Auch Spechte und Kleiber gehören zu den Fans aller Nüsse. Allerdings haben sie keine Zähne, um sie zu knacken. Deshalb stecken sie diese Baumfrüchte in Rindenspalten, um sie aufzuhacken. Das sind die sogenannten Spechtschmieden. Doch auch die Mistel macht sich an der Baumrinde zu schaffen. Ihre Samen sind von gallertartigen Beeren umgeben. Wenn sie von einem Vogel verspeist werden, landen sie unverdaut auf Ästen. Das ist dann der Moment für den Samen, sich anzuheften und mit dem Baum zu verwachsen. Obgleich der Mensch meist nicht zum Vorteil der Natur eingreift, sind manche Spuren für die Tiere von Vorteil. Fahrrinnen zum Beispiel sind für die Gelbbauchunken ideal. Sie sind nicht so tief und das darin gesammelte Regenwasser erwärmt sich schnell, sodass die Nachkommenschaft schneller reift.

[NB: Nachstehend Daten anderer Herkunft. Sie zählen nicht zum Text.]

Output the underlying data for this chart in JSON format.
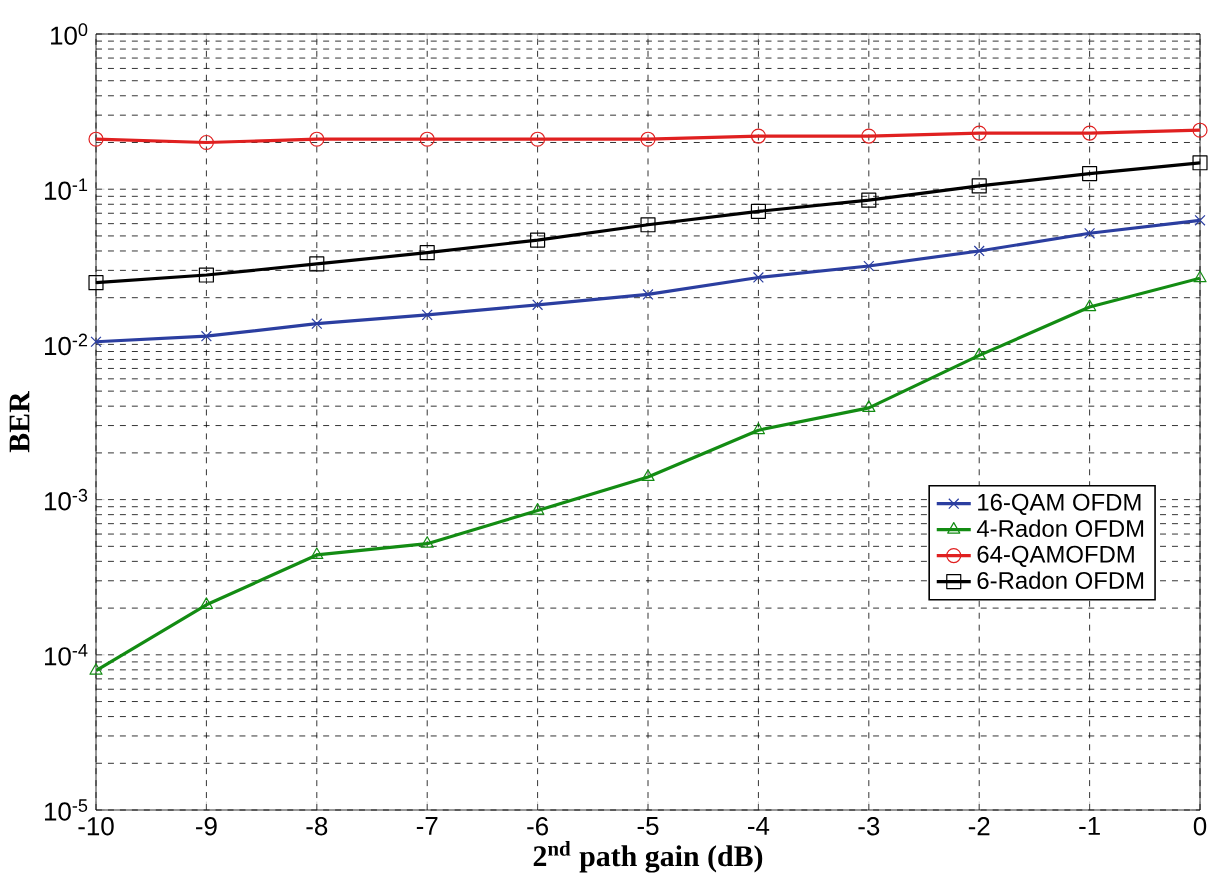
{
  "chart_data": {
    "type": "line",
    "xlabel": "2$^{nd}$ path gain (dB)",
    "ylabel": "BER",
    "log": "y",
    "grid": true,
    "legend": "bottom right",
    "line_style": "solid",
    "x": [
      -10,
      -9,
      -8,
      -7,
      -6,
      -5,
      -4,
      -3,
      -2,
      -1,
      0
    ],
    "xlim": [
      -10,
      0
    ],
    "ylim": [
      1e-05,
      1
    ],
    "xticks": [
      -10,
      -9,
      -8,
      -7,
      -6,
      -5,
      -4,
      -3,
      -2,
      -1,
      0
    ],
    "yticks": [
      {
        "value": 1e-05,
        "label": "10$^{-5}$"
      },
      {
        "value": 0.0001,
        "label": "10$^{-4}$"
      },
      {
        "value": 0.001,
        "label": "10$^{-3}$"
      },
      {
        "value": 0.01,
        "label": "10$^{-2}$"
      },
      {
        "value": 0.1,
        "label": "10$^{-1}$"
      },
      {
        "value": 1,
        "label": "10$^{0}$"
      }
    ],
    "series": [
      {
        "name": "16-QAM OFDM",
        "color": "#2b3ea0",
        "marker": "cross",
        "values": [
          0.0104,
          0.0113,
          0.0136,
          0.0155,
          0.018,
          0.021,
          0.027,
          0.032,
          0.04,
          0.052,
          0.063
        ]
      },
      {
        "name": "4-Radon OFDM",
        "color": "#138c13",
        "marker": "triangle",
        "values": [
          7.9e-05,
          0.00021,
          0.00044,
          0.00052,
          0.00085,
          0.0014,
          0.0028,
          0.0039,
          0.0085,
          0.0174,
          0.0267
        ]
      },
      {
        "name": "64-QAMOFDM",
        "color": "#e02020",
        "marker": "circle",
        "values": [
          0.21,
          0.2,
          0.21,
          0.21,
          0.21,
          0.21,
          0.22,
          0.22,
          0.23,
          0.23,
          0.24
        ]
      },
      {
        "name": "6-Radon OFDM",
        "color": "#000000",
        "marker": "square",
        "values": [
          0.025,
          0.028,
          0.033,
          0.039,
          0.047,
          0.059,
          0.072,
          0.085,
          0.105,
          0.126,
          0.148
        ]
      }
    ]
  }
}
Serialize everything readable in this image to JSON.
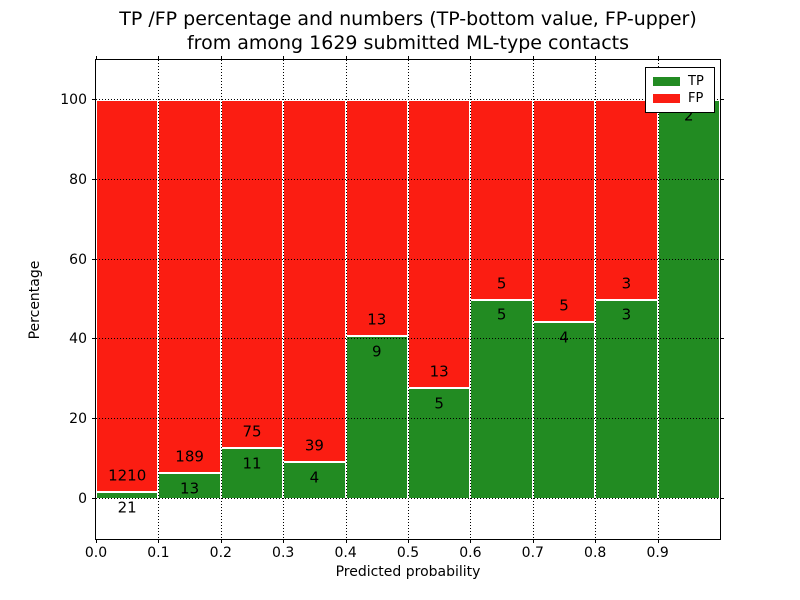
{
  "title": {
    "line1": "TP /FP percentage and numbers (TP-bottom value, FP-upper)",
    "line2": "from among 1629 submitted ML-type contacts"
  },
  "axes": {
    "xlabel": "Predicted probability",
    "ylabel": "Percentage",
    "xtick_labels": [
      "0.0",
      "0.1",
      "0.2",
      "0.3",
      "0.4",
      "0.5",
      "0.6",
      "0.7",
      "0.8",
      "0.9"
    ],
    "ytick_labels": [
      "0",
      "20",
      "40",
      "60",
      "80",
      "100"
    ],
    "ytick_values": [
      0,
      20,
      40,
      60,
      80,
      100
    ]
  },
  "legend": {
    "position": "upper right",
    "items": [
      {
        "label": "TP",
        "color": "#228b22"
      },
      {
        "label": "FP",
        "color": "#fb1d12"
      }
    ]
  },
  "colors": {
    "tp": "#228b22",
    "fp": "#fb1d12",
    "bar_edge": "#ffffff",
    "grid": "#000000"
  },
  "chart_data": {
    "type": "bar",
    "variant": "stacked-percentage-histogram",
    "title": "TP /FP percentage and numbers (TP-bottom value, FP-upper) from among 1629 submitted ML-type contacts",
    "xlabel": "Predicted probability",
    "ylabel": "Percentage",
    "xlim": [
      0.0,
      1.0
    ],
    "ylim": [
      -10,
      110
    ],
    "grid": true,
    "grid_style": "dotted",
    "legend_position": "upper right",
    "bin_edges": [
      0.0,
      0.1,
      0.2,
      0.3,
      0.4,
      0.5,
      0.6,
      0.7,
      0.8,
      0.9,
      1.0
    ],
    "categories": [
      "0.0-0.1",
      "0.1-0.2",
      "0.2-0.3",
      "0.3-0.4",
      "0.4-0.5",
      "0.5-0.6",
      "0.6-0.7",
      "0.7-0.8",
      "0.8-0.9",
      "0.9-1.0"
    ],
    "total_contacts": 1629,
    "series": [
      {
        "name": "TP",
        "color": "#228b22",
        "counts": [
          21,
          13,
          11,
          4,
          9,
          5,
          5,
          4,
          3,
          2
        ],
        "percent": [
          1.71,
          6.44,
          12.79,
          9.3,
          40.91,
          27.78,
          50.0,
          44.44,
          50.0,
          100.0
        ]
      },
      {
        "name": "FP",
        "color": "#fb1d12",
        "counts": [
          1210,
          189,
          75,
          39,
          13,
          13,
          5,
          5,
          3,
          0
        ],
        "percent": [
          98.29,
          93.56,
          87.21,
          90.7,
          59.09,
          72.22,
          50.0,
          55.56,
          50.0,
          0.0
        ]
      }
    ]
  }
}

Im Zuge seines Projekt stieß Jörg Brucklacher auf merkwürdige Spuren an einem Ahornbaum, selbst seine ehemaligen Professoren konnten ihm da nicht weiterhelfen. Seine Vermutung: eine Maus, die Algen auf der Rinde abnagte. Bei dem schwarzfleckigen Gehölz handelt es sich um den Befall durch den Ahornkohlenkrustenpilz. Die Gelbe Lohblüte wiederum gehört zu den Schleimpilzen, die nicht zur Familie der Pilze zählen. Sie bestehen aus einer einzigen Zelle, haben aber mehrere Zellkerne. Untersuchungen haben gezeigt, dass sie wandern können – etwa einen Zentimeter pro Stunde. So haben sie die Möglichkeit, auch Futter zu finden, sich den Weg zu merken und dieses Wissen auch noch an einen Artgenossen weiterzugeben. Dieser Schleimpilz gilt nicht nur bei indigenen Völkern Südamerikas als Delikatesse, sondern schmeckt auch dem Pilzkugelkäfer. Im Wald findet sich kaum Aas, dafür sorgen die Aasfresser, allen voran Wildschwein und Fuchs. Ab und zu machte Jörg Brucklacher aber Schädel von Rehen, Marder oder auch den Lauf eines Kalbes aus. „Immer wieder kommt es vor, dass Weiderinder ausbüxen und dann eine Zeit im Wald überleben können, aber meist nicht sehr lange.“ Diese Geschichten und viele andere wusste Brucklacher einem interessierten Publikum zu erzählen, das sehr auf eine Fortsetzung dieser spannenden Thematik hofft.

Die Natur weiß ihre Chancen zu nutzen

Die Natur weiß ihre Chancen zu nutzen

Nein, hier hat keiner einen Chemietopf ausgeleert. Dies ist eine Gelbe Lohblüte oder Hexenbutter mit erstaunlichen Eigenschaften. Der Schleimpilz kann, wenn auch langsam, wandern.